SAN DIEGO–(Business Wire)–In an effort to educate and inform policy makers and key civic leaders about emerging trans-boundary issues and challenges related to the spread of tuberculosis in the San Diego-Tijuana border region, the International Community Foundation has published “Tuberculosis in the San Diego-Tijuana Border Region: Time for Bi-National Community-Based Solutions.”
The report is the result of more than a year of cross-border collaborative research, analysis and information exchange between the International Community Foundation and researchers from the UC San Diego School of Medicine, San Diego State University’s School of Public Health, the Universidad Autonoma de Baja California (UABC) Facultad de Medicina y Psicologia, County of San Diego Health & Human Services agency, Public Health Services and Baja California’s Secretariat of Health. Funding for the study was provided by the California Wellness Foundation, an organization committed to improving the health of the people of California through grants for health promotion, wellness education and disease prevention.

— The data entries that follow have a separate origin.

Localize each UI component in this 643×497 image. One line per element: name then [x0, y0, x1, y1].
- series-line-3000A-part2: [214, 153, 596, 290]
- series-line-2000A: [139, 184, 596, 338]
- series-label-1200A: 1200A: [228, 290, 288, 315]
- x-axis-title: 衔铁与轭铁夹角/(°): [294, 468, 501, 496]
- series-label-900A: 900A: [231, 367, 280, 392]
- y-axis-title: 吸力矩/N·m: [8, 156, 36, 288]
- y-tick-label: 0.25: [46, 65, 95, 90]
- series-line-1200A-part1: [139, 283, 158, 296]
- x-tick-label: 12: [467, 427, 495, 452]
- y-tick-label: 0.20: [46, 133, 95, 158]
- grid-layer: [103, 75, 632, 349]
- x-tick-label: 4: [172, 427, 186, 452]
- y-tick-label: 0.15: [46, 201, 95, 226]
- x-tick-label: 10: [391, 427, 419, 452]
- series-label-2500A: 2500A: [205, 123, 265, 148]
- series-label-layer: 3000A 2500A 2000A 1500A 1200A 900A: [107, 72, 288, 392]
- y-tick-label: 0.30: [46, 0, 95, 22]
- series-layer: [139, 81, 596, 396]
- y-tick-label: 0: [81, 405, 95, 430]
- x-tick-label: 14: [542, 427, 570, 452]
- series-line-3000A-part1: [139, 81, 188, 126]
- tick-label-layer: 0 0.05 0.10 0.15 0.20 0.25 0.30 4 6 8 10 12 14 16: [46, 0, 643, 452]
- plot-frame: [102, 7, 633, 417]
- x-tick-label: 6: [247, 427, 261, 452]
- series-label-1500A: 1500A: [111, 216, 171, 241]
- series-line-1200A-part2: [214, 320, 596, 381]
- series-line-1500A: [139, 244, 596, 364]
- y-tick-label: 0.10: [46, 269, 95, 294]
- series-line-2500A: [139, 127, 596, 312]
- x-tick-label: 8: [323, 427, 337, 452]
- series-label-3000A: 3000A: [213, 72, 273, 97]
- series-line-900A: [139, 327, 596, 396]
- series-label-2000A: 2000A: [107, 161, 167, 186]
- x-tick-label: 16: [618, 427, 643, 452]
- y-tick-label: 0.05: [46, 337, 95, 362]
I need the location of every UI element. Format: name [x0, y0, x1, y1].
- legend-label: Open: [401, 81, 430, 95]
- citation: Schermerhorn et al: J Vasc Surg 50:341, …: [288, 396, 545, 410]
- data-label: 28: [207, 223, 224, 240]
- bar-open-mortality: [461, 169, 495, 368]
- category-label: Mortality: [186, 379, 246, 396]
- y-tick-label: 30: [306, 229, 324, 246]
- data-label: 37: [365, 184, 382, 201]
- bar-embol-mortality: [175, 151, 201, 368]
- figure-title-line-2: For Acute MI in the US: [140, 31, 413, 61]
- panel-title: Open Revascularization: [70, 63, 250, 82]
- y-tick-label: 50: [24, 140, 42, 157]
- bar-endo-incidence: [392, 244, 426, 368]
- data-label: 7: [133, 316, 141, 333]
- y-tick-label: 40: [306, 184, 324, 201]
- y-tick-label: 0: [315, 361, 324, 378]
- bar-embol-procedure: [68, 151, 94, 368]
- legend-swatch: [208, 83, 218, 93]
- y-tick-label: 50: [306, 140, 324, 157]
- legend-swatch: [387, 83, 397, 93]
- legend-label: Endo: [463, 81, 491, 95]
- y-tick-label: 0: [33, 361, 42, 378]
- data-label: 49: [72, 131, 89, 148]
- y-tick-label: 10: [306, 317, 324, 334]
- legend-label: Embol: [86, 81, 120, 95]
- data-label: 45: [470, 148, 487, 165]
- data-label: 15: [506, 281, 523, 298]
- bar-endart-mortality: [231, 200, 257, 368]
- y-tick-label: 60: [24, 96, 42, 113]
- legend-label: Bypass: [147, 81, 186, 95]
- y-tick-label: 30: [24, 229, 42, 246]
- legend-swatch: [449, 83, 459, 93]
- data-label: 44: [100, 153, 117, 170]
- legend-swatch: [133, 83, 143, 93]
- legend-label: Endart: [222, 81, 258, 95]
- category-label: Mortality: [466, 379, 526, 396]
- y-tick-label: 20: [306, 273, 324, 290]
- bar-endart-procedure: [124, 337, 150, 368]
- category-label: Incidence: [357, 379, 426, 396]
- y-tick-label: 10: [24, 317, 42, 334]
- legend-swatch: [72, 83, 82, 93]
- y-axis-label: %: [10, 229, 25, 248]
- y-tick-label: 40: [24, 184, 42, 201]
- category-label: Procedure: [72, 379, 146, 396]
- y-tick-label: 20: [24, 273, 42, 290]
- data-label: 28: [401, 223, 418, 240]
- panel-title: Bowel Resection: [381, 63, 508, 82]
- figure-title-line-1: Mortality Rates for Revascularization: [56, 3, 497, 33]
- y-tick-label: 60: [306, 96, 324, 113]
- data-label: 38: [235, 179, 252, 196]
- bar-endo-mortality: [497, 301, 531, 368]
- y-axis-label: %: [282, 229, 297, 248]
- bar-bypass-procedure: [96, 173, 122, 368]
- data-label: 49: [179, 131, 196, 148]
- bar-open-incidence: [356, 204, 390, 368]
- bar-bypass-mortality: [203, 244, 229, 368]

Once a disease thought to have been eradicated across most of the developed world, today the incidence of tuberculosis (TB) is again on the rise. As the most heavily trafficked land border crossing in the world with close to 60 million crossings a year and an unparalleled level of bidirectional border crossers, the San Diego-Tijuana border region is particularly vulnerable to infectious diseases such as TB. The incidence of TB in San Diego remains one of the highest in the nation and was double the U.S. national average in 2007. The incidence of TB in Tijuana is over 2.8 times the Mexican national average.
The report identified several concrete steps that could be taken by the government, business and the philanthropic sector to reduce the incidence of TB in the San Diego-Tijuana border region by investing in laboratory diagnostics, prevention, infection control, expanded surveillance and expanded cooperation of area employers in TB health education, diagnosis and treatment. In the case of laboratory diagnostics no such services currently exist in Baja California yet could be provided for less than $213,000 a year permitting the state to accurately identify, detect and diagnose tuberculosis cases using cultures and drug susceptibility testing.
Additional key findings:
- Over 600 cases of pulmonary TB were confirmed and reported annually in Tijuana in 2006 and 2007 with an overall rate of 46 per 100,000 inhabitants, which is substantially higher than rates in neighboring Mexican states.
- Since 2000 there has been an average of over 300 new TB cases per year in San Diego County, of which nearly 40 percent were born in Mexico according to the San Diego County Health & Human Services Agency.
- The estimated cost of TB in San Diego is a minimum of $21.3 million annually for an average of 300 cases. This includes approximately $12.7 million in lost earnings for patients due to their disease.